Bee venom inhibits hepatic fibrosis through suppression of pro-fibrogenic cytokine expression

• Published in: The American journal of Chinese medicine (1979) Vol. 38; no. 5; p. 921
• Main Authors: Kim, Soo-Jung, Park, Ji-Hyun, Kim, Kyung-Hyun, Lee, Woo-Ram, Chang, Young-Chae, Park, Kwan-Kyu, Lee, Kwang-Gill, Han, Sang-Mi, Yeo, Joo-Hong, Pak, Sok Cheon
• Format: Journal Article
• Language: English
• Published: Singapore 2010
• Subjects: Actins - genetics; Actins - metabolism; Alanine Transaminase - blood; Animals; Apitherapy; Aspartate Aminotransferases - blood; Bee Venoms - pharmacology; Bee Venoms - therapeutic use; Carbon Tetrachloride; Cytokines - genetics; Cytokines - metabolism; Ethanol; Fibronectins - genetics; Fibronectins - metabolism; Gene Expression - drug effects; Hepatocytes - drug effects; Hepatocytes - metabolism; Inflammation Mediators - metabolism; Interleukin-1beta - genetics; Interleukin-1beta - secretion; Liver Cirrhosis - metabolism; Liver Cirrhosis - prevention & control; Liver Cirrhosis, Experimental - chemically induced; Liver Cirrhosis, Experimental - drug therapy; Liver Cirrhosis, Experimental - metabolism; Male; Mice; Mice, Inbred C57BL; Transforming Growth Factor beta1 - genetics; Transforming Growth Factor beta1 - metabolism; Tumor Necrosis Factor-alpha - genetics; Tumor Necrosis Factor-alpha - secretion
• ISSN: 0192-415X
• DOI: 10.1142/S0192415X10008354

Bee venom (BV) has a long tradition of use for the control of pain and inflammation in various chronic diseases. Carbon tetrachloride (CCl4) is known to induce hepatotoxicity after being metabolized to the highly reactive trichloromethyl free radical and its peroxy radical. The purpose of the current study was to examine whether BV regulates the pro-inflammation and fibrosis related genes against a mouse model of hepatic fibrosis induced by CCl4 and ethanol-treated hepatocytes (ETH).

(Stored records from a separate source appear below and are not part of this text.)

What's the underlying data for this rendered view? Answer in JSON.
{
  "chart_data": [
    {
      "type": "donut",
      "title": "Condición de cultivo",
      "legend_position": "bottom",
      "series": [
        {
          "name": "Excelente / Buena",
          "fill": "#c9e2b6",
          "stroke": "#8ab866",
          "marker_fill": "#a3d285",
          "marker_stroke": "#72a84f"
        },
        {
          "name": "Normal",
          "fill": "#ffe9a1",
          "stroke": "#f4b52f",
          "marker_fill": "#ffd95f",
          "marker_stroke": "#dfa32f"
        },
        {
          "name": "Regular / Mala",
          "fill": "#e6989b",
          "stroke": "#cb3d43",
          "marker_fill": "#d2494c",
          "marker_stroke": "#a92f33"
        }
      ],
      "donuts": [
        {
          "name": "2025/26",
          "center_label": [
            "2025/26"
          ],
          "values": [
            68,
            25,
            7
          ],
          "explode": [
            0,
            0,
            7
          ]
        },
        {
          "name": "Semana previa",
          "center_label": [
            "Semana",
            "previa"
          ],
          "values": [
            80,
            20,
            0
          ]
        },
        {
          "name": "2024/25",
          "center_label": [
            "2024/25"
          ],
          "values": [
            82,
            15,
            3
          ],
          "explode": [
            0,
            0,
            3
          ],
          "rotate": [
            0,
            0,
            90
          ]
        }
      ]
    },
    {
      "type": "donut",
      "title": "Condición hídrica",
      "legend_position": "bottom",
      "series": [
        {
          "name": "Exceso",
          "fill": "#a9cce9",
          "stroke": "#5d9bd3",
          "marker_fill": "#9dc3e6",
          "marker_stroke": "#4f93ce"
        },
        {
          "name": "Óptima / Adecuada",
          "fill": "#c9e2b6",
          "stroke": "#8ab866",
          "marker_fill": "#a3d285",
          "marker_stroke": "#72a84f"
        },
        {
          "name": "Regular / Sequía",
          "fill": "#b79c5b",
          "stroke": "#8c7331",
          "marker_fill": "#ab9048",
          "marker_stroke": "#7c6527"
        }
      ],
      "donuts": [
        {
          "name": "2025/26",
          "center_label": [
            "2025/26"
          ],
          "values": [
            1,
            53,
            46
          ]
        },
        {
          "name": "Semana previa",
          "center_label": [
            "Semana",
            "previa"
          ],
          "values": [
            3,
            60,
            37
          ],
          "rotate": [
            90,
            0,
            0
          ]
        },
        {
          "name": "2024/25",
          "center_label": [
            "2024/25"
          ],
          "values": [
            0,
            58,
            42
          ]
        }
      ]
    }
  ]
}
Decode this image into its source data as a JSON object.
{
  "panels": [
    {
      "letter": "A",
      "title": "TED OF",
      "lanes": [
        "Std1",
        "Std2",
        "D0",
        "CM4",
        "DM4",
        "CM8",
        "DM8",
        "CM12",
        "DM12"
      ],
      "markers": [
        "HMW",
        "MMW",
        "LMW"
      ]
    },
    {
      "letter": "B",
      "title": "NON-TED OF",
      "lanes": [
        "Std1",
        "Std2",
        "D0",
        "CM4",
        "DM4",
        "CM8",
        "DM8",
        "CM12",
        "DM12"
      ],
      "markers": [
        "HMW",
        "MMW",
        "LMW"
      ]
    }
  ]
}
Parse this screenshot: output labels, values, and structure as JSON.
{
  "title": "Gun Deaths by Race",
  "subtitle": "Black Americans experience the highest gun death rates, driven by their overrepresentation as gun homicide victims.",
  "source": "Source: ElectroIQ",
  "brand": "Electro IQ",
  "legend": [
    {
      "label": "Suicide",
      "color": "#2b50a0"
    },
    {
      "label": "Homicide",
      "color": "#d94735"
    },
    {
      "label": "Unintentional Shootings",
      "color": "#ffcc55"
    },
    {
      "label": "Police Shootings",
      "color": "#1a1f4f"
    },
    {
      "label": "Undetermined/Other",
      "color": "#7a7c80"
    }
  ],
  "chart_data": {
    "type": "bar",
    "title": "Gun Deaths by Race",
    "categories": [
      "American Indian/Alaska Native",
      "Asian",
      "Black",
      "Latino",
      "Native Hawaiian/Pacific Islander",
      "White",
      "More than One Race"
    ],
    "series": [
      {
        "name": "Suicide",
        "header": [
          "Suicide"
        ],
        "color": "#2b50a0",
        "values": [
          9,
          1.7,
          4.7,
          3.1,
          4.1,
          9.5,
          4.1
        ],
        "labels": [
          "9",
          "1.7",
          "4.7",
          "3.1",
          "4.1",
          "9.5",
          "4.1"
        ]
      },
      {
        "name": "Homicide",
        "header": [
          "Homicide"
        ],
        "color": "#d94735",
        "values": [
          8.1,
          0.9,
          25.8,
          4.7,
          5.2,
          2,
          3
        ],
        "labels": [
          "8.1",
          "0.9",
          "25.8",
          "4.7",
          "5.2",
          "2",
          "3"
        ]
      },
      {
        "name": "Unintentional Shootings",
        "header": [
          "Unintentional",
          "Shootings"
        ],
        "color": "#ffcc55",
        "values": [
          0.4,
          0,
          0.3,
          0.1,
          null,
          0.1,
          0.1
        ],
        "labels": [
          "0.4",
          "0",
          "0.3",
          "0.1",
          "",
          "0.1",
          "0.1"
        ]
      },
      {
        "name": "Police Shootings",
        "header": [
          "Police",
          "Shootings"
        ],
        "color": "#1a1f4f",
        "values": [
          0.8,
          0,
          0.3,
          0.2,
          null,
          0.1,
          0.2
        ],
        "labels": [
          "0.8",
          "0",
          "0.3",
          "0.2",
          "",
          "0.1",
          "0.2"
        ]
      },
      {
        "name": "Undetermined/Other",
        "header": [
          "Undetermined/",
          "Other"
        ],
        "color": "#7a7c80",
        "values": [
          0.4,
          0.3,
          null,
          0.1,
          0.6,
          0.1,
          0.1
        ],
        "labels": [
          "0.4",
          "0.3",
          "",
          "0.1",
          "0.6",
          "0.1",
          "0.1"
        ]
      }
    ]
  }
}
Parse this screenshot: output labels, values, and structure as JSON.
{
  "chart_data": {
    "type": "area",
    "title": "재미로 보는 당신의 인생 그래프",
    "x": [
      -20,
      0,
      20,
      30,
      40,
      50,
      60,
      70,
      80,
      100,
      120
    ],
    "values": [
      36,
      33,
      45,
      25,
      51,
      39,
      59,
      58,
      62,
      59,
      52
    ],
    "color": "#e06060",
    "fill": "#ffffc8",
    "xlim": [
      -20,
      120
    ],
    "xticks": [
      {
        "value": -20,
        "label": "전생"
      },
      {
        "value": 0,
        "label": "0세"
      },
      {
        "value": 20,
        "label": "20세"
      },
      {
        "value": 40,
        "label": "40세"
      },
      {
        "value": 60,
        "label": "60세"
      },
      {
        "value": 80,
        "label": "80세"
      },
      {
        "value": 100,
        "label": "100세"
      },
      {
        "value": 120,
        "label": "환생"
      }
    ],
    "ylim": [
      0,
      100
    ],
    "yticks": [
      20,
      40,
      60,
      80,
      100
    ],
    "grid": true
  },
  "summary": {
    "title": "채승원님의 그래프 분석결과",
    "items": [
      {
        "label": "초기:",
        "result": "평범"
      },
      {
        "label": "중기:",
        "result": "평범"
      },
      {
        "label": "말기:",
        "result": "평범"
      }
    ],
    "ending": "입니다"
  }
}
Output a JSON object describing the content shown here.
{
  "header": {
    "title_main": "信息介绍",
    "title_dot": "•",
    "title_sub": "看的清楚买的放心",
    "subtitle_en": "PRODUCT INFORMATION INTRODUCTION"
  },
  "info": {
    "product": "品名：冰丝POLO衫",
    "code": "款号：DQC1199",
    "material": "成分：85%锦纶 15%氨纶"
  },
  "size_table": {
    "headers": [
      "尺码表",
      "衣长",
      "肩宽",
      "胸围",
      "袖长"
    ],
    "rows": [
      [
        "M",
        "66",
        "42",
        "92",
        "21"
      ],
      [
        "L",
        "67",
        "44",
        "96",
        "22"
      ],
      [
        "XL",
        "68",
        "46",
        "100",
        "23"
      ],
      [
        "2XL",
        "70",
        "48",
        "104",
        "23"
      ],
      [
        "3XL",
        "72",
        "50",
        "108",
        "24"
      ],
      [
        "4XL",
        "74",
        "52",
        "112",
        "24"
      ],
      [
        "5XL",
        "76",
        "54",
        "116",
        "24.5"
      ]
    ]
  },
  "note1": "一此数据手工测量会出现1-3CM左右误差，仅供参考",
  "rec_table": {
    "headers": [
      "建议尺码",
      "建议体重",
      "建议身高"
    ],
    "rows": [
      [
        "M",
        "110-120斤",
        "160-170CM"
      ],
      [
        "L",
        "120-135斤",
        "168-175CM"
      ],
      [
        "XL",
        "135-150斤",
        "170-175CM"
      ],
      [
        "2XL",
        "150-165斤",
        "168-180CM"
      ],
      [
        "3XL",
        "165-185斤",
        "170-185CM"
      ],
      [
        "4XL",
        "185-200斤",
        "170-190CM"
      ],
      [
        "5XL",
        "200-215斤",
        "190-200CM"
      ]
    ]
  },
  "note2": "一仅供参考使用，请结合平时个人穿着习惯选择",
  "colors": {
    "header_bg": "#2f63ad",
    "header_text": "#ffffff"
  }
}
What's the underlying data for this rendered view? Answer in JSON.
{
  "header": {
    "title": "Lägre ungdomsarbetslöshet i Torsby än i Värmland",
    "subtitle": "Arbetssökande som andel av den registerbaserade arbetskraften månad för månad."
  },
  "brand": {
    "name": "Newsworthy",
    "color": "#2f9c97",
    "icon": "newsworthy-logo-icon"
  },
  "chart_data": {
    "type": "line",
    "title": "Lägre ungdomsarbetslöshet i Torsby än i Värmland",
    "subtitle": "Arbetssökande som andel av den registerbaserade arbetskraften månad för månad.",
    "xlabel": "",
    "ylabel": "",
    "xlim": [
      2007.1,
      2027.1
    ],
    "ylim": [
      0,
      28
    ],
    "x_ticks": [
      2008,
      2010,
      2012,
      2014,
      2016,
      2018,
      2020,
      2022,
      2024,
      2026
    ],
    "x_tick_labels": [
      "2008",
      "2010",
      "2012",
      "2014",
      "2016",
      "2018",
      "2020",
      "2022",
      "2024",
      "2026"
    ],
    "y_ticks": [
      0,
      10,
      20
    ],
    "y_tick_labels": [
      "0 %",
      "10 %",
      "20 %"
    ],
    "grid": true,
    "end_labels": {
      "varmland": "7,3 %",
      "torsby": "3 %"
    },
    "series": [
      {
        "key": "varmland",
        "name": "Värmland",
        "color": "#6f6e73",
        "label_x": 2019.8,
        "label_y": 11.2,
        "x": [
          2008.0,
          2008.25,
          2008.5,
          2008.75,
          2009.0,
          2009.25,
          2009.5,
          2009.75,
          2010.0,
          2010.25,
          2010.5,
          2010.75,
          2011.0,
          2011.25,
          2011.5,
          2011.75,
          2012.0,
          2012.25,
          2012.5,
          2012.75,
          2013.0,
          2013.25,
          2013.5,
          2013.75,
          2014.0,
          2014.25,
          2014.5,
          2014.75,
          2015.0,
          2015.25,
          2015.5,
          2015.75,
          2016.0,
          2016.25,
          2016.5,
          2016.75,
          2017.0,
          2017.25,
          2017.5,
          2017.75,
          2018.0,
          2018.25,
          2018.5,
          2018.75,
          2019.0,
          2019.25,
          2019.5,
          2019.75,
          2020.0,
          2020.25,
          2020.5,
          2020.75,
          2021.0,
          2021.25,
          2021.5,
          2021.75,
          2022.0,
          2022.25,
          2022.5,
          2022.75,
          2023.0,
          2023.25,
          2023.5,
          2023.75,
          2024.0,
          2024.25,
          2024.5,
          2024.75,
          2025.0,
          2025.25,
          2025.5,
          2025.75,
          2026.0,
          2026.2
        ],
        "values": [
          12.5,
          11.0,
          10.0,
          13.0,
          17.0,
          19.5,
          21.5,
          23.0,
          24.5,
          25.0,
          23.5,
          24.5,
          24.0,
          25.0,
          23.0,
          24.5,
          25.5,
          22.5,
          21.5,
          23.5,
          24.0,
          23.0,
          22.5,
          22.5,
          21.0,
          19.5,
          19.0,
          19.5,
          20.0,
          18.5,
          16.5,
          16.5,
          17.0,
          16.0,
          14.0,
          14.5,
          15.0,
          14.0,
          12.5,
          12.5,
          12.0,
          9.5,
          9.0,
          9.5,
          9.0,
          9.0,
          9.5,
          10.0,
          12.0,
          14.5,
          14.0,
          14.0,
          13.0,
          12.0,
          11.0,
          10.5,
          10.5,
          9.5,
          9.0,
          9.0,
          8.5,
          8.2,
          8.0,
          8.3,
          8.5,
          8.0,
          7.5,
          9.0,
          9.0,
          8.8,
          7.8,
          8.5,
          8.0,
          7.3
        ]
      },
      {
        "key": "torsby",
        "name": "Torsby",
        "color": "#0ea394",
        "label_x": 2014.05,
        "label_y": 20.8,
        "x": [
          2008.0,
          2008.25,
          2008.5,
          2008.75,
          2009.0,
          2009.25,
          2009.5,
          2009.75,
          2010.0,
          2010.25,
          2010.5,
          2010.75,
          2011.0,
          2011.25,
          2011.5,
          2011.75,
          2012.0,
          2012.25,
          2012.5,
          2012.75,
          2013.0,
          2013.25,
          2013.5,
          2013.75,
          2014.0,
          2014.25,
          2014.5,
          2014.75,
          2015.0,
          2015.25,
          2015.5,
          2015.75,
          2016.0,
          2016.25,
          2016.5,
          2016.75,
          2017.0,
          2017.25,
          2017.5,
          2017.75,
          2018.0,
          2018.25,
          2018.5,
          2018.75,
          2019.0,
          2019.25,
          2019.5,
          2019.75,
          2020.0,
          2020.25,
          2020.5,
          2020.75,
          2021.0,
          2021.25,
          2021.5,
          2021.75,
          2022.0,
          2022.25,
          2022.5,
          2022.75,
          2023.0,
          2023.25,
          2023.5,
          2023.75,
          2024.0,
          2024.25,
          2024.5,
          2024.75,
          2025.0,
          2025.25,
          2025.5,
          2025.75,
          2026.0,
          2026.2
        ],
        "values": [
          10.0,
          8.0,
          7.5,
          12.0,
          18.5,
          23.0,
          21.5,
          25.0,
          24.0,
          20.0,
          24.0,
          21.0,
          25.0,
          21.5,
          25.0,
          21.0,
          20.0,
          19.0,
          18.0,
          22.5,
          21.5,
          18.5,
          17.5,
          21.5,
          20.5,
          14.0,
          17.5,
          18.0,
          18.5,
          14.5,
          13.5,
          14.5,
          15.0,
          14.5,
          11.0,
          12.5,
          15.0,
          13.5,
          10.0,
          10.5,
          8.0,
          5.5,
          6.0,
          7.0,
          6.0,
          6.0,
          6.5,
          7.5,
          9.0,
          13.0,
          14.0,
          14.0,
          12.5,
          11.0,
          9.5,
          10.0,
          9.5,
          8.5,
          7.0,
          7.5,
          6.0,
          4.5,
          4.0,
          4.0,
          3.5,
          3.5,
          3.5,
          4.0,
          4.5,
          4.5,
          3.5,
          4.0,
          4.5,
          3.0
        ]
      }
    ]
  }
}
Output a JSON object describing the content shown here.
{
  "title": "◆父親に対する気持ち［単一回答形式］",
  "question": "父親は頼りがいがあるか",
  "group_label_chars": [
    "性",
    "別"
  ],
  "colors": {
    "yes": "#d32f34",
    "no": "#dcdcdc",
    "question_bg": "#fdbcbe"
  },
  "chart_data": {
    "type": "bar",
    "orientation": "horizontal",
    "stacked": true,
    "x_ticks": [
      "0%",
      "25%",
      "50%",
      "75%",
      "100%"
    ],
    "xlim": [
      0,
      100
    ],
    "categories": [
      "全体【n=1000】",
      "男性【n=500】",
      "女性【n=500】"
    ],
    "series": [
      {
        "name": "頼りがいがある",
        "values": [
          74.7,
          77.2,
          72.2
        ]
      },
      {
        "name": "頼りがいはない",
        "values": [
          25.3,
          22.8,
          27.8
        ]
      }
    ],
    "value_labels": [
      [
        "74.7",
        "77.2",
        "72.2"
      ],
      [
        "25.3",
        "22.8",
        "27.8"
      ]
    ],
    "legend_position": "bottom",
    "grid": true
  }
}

Test mice were administered with CCl4 (2 ml/mg) and hepatocytes were treated with 25 mM ethanol. BV was added to the final concentration of 0.05-0.5 mg/kg and 1-100 ng/ml for in vivo and in vitro testing, respectively. Fibrotic livers and ETH were used for the measurement of hepatocyte necrosis, pro-inflammatory cytokines and fibrogenic genes. BV suppressed CCl4-induced hepatocyte necrosis markers of serum aspartate aminotransferase (AST) and alanine aminotransferase (ALT). It also inhibited the secretion of interleukin (IL)-1beta and tumor necrosis factor (TNF)-alpha. Moreover, BV inhibited CCl4-induced expression of transforming growth factor (TGF)-beta1, alpha-smooth muscle actin (SMA) and fibronectin. Similarly, ETH exhibited significant suppression of IL-1beta, TNF-alpha, TGF-beta1 and fibronectin when cultured with BV. These results suggest that BV possesses anti-fibrogenic properties that are mediated by the suppression of pro-inflammatory cytokines and fibrogenic gene expression. BV has substantial therapeutic potential for the treatment of fibrotic diseases.